What did you learn from singing Haggard and Strait songs about how to use your voice?
You know, I just kinda sing. I never really took classes. My classes were listening to Haggard. So I guess to answer your question, I just kinda followed him. ... I learned how to sing just listening. I would listen, and then I'd try to copy. As soon as I got somewhat deep into copying, I tried to do my own thing.
I asked about those two in particular, Haggard and Strait, because there's a lot of subtlety in their singing, and in your singing too. Do you see vocal finesse as being part of country tradition?

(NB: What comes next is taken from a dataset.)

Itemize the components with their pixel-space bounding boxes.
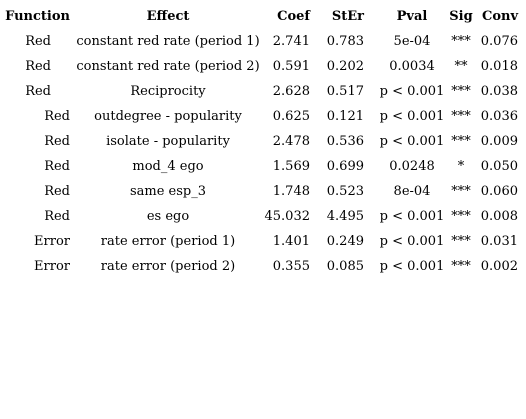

Of course. I think that was what made you an artist back in that time, was your singing ability. Look what made Keith Whitley. Look what made George Jones, Haggard. ... Singing is what brought you in. There was none of this AutoTune and s*** like that. They actually had to sing.
You've had your first radio hit with a song that originally appeared on Sam Hunt's mixtape. His version had a spoken-word delivery and leaned toward R&B. Yours is entirely different. It's one of the most mellow, conversational performances to reach country radio in a while. How'd you find your angle on that song?
I fell in love with it immediately. I heard Sam Hunt's version of it, his mixtape version of it. I saw the whole picture: the girl crossing the street, biting her lip, fixing her dress. And I said, "Man, I've got to do this song." Me and my producers, Jimmy Ritchey and Soctt Hendricks, went in and tried to make it our own. ... I didn't want to speak it, because that's not my style. I relate to [Sam Hunt's] style, that's just not what I do. There's no wrong way or right way to do it. Each version has its perks.
Some people have questioned what a traditionalist like you would hear in a Sam Hunt song, but you've been quick to point out that you don't see what he does and what you do as being in competition. Why don't you buy into that idea that traditional leanings are somehow in competition with crossover-minded country?
I try not to go in thinking of any of it as a competition.
Why do you think some people look at it as either/or?
I think with the age difference of everyone, people 50-years-old, people 10-years-old, they obviously grew up listening to different things. Wherever your roots are obviously is where you're gonna be on that subject.
Most of the material on Vinyl came from outside songwriters. A lot of the songs that you recorded take up familiar country themes, like working-class pride, deep emotional attachments to loved ones and seduction, in clever or subtle ways. But there's this idea that every songwriter in Nashville is writing party songs. What did it take for you to find the material you wanted?
The good thing about Nashville is there's so many great writers. Not only that, but there's so many songs from those fantastic writers that have never been cut before. As the years go by, they just sit on the shelf, until somebody like me or Jon Pardi or Mo Pitney goes in and finds them. I wanted to go in and find these songs because I know that I'm not the best songwriter.
To me, the most sentimental song on the album is "I Know Who He Is." It's an incredibly tender take on watching a parent succumb to dementia. That's one that you didn't write, but your performance sounds incredibly personal. What appeal did a song like that hold for you?
No one's doing anything like that. No one's shining a light on that subject, dementia, Alzheimer's. And it's more common nowadays than ever. It seems like this horrible disease is taking over more and more every day. So I figured I'm just one person, but it hit me like it hit me. It took everything I had not to cry when I first heard the song. I said, "If it touches me like this, hell, we've got to put it out."